Lees verder onder de foto’s
Vaker schoonmaken
Conservator Westerink kijkt met heel veel plezier terug op de samenstelling van de expositie en op de eerste weken dat de bezoekers naar Den Bosch kwamen. “Op de vrijdag voor de openingsdag hebben we met de projectteams van het museum en het attractiepark samen een borrel gedronken. Het team van de Efteling heeft onder meer de laatste ruimte in de tentoonstelling gemaakt, zaken gerestaureerd, spullen uit depots gehaald. Het was toch een grote groep mensen die aan deze tentoonstelling gewerkt heeft. Op 4 maart waren de mascottes Pardoes en Pardijn present om de eerste gasten te verwelkomen. Het was druk, maar niet tè druk. Iedereen kon lekker rondkijken. In de weekenden waren we uitverkocht, doordeweeks niet, maar ook dan is het best druk. De Efteling trekt enorm, dat merken we. We moeten ook meer schoonmaken dan bij andere tentoonstellingen. Er moeten vaker vieze vingers van de vitrines weggepoetst worden. Dat hoort er altijd bij, maar we doen het nu wat frequenter.”
Niet de mooiste
De schrijver van dit verhaal kan zo een handvol voorwerpen opnoemen die hij met groot plezier mee naar huis zou willen nemen. En ook wel vijf handen vol. (Gelukkig kan dat niet; de Efteling-voorwerpen worden in het Noordbrabants Museum net zo goed bewaakt als het kostbaarste schilderij, verzekert Joris ons.) Maar wat zou de conservator zelf mee naar huis willen nemen na 21 mei, als de tentoonstelling sluit. Joris lacht. “Ik denk dat ik dan toch de toverspiegel zou aanwijzen. Daar word ik altijd vrolijk van. Deze toverspiegel is historisch. Hij hing jarenlang in het inmiddels gesloten Sprookjesmuseum, het huisje waar nu Vrouw Holle in woont. Ik heb niet heel veel kunst in huis, maar zo’n spiegel is wel praktisch. Altijd fijn als iemand tegen je zegt dat je niet de mooiste van het land bent. Je wordt er heel nuchter van!”

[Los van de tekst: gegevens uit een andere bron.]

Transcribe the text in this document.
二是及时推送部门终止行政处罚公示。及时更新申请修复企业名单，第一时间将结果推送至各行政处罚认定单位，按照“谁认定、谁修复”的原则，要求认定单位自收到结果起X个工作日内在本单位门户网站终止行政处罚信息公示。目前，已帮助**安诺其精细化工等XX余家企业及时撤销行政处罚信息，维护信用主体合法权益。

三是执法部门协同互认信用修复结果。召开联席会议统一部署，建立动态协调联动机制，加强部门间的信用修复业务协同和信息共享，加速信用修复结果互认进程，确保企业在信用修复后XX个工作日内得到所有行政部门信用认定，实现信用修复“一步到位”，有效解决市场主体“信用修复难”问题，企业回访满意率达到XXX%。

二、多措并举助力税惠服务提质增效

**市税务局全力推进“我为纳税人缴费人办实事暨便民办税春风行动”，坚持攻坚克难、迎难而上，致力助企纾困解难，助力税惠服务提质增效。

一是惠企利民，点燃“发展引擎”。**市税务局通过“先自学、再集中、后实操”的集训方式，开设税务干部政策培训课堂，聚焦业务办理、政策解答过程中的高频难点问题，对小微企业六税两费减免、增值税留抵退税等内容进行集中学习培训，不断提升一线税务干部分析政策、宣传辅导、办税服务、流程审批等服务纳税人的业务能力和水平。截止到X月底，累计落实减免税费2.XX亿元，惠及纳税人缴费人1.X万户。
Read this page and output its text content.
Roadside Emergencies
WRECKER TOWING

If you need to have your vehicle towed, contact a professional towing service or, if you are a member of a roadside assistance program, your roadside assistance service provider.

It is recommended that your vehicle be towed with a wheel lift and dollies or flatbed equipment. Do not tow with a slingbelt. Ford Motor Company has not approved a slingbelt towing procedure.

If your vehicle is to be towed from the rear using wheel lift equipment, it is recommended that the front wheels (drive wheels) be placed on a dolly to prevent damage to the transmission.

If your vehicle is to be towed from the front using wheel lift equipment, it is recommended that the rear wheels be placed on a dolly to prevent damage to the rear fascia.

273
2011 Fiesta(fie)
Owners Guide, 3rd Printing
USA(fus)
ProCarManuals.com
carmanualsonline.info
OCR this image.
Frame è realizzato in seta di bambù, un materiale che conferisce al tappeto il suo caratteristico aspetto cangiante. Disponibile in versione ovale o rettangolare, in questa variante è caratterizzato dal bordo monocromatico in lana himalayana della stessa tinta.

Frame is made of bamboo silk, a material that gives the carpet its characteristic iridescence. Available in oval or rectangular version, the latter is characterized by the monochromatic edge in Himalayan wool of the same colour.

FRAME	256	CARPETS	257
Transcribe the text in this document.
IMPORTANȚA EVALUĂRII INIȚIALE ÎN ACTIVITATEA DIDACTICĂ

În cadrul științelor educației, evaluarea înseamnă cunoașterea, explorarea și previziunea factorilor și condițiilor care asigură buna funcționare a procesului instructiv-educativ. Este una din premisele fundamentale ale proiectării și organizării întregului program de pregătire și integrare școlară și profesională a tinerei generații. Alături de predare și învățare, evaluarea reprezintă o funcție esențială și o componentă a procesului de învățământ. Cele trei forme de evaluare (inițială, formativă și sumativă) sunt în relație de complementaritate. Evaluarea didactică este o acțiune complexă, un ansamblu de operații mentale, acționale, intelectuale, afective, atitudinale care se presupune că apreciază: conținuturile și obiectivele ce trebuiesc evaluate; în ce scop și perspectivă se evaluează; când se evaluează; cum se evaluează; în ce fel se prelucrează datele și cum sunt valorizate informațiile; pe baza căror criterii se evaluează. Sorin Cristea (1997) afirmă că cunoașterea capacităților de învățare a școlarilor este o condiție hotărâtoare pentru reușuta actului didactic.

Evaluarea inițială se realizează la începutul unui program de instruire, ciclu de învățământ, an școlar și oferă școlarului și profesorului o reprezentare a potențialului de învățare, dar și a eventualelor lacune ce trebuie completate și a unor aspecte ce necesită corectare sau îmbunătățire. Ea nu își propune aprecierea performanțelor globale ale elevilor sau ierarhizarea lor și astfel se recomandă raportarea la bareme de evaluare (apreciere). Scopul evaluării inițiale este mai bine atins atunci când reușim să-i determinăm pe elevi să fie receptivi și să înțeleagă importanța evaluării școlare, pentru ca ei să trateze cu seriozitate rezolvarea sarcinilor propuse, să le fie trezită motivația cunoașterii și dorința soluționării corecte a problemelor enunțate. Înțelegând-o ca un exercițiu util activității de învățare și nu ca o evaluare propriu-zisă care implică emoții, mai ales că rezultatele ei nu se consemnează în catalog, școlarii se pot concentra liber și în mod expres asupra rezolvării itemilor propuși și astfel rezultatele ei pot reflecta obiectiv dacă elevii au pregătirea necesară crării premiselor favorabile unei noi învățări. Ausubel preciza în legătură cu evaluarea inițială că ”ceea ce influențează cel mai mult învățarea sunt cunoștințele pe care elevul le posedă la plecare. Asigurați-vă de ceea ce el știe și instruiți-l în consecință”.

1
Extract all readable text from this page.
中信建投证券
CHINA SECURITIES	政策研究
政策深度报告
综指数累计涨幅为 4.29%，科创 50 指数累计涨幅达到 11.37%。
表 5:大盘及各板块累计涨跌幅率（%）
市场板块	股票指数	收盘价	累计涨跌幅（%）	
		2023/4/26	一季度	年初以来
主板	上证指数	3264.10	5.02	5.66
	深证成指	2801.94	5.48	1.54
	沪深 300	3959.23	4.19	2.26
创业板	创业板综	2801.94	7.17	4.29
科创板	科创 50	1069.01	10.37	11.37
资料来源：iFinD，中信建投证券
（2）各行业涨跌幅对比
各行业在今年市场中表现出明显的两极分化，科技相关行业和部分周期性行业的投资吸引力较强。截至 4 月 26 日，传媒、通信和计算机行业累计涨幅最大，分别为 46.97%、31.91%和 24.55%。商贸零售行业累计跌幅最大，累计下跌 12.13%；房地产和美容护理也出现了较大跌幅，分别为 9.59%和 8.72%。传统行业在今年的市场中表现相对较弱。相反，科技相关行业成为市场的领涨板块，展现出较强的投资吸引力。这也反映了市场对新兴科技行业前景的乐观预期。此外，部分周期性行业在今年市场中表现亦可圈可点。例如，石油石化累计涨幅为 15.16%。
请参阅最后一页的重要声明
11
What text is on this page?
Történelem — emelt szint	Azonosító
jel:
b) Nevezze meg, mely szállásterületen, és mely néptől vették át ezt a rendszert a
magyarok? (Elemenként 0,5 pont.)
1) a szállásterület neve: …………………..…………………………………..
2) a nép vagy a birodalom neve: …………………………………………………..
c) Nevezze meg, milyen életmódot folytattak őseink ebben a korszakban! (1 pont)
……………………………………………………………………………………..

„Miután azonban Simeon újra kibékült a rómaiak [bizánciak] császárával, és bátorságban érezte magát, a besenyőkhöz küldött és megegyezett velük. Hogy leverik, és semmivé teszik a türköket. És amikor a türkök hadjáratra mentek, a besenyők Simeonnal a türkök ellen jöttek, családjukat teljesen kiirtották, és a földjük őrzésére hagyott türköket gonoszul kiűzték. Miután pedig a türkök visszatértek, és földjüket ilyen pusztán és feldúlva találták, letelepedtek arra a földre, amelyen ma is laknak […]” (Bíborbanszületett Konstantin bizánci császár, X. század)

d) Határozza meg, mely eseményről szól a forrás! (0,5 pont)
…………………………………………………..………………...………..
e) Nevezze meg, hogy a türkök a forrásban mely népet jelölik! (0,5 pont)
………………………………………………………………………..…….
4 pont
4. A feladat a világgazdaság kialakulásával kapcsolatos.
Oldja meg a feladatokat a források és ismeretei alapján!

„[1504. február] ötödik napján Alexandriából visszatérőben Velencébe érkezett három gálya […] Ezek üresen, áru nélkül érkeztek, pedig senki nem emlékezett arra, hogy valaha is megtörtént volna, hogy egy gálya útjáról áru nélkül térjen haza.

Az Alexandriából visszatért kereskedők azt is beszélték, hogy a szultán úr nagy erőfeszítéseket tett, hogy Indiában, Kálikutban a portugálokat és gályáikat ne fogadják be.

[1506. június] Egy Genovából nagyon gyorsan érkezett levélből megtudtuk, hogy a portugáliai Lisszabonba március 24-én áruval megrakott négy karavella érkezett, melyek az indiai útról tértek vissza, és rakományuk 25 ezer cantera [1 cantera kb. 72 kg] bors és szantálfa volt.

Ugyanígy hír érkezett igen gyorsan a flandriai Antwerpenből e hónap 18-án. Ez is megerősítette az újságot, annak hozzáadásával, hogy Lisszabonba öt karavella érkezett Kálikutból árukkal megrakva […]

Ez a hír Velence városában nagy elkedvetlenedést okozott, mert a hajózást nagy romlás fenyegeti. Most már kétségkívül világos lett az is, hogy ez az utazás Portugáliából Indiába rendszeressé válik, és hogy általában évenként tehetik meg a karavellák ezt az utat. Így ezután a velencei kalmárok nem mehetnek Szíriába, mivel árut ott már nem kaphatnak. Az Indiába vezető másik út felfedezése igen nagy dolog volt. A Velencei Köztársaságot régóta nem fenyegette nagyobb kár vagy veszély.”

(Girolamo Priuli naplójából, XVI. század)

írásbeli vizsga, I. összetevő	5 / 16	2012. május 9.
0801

Lees verder onder de foto’s
Reclame in sprookjes
Het conservatorhart van Joris gaat het hardst kloppen van de drie getypte velletjes waarop Peter Reijnders de eerste tien vertellingen voor het Sprookjesbos pitcht. “Het document dateert van eind 1951, vermoed ik. Dit zit zo dicht bij de kern van het Sprookjesbos. Het is geschreven in heel erudiet Nederlands en dateert uit een tijd dat er nog geen Powerpoint was. Het moest dus echt raak zijn als je iets wilde verkopen op papier met alleen typemachineletters. Hij was filmmaker en kon heel goed in scènes denken. Hij kon een scène uit een sprookje visualiseren met beeld en geluid. En waar ik erg om gelachen heb is dat Reijnders adviseerde om bij de Rode Schoentjes en bij de Sprekende Papegaai reclame toe te voegen. De Papegaai kon de plaatselijke middenstand promoten, bij de Schoentjes zou reclame kunnen komen voor de regionale schoenindustrie. Om te groeien heb je geld nodig, en Peter Reijnders had een koopmansgeest die daar op inspeelde.”
Iedereen verrassen
Joris Westerink heeft bij de Efteling-tentoonstelling geprobeerd zo afwisselend mogelijk objecten te tonen. “Schoenen, kleding, ruimtelijke objecten, audiovisueel materiaal, wat plattere paperassen, maar ook geuren en natuurlijk heel veel originele tekeningen, maquettes en oude foto’s”, somt Joris op. “Bij sommige sprookjes heb ik wat bouwtekeningen geplaatst, bijvoorbeeld bij Langnek hier. Je ziet dan hoe de nekconstructie de grond in gaat. Of hoe de ruitertjes bij de Magische Klok op het Herautenplein werken. Mensen zien hoe het idee ontstaan is en hoe dat vervolgens gerealiseerd is. Je merkt dan hoe inventief de makers voor die tijd te werk gingen. De mix van materialen maakt het heel fijn om door de tentoonstelling te lopen. Want ja, anders kun je net zo goed een boek kopen. Zelfs de echte fans worden nog verrast. Bijvoorbeeld over de tekening die Anton Pieck maakte voor het Spookslot, net voordat hij het project overdroeg aan zijn opvolger Ton van de Ven. Die tekening hebben de liefhebbers vaak al wel in een boek of online gezien, maar het origineel is veel groter dan zij dachten. Op die manier proberen we iedereen te verrassen. En aan de reacties van bezoekers te merken lukt dat. Zo dragen we als museum ook bij aan de magie van de Efteling.”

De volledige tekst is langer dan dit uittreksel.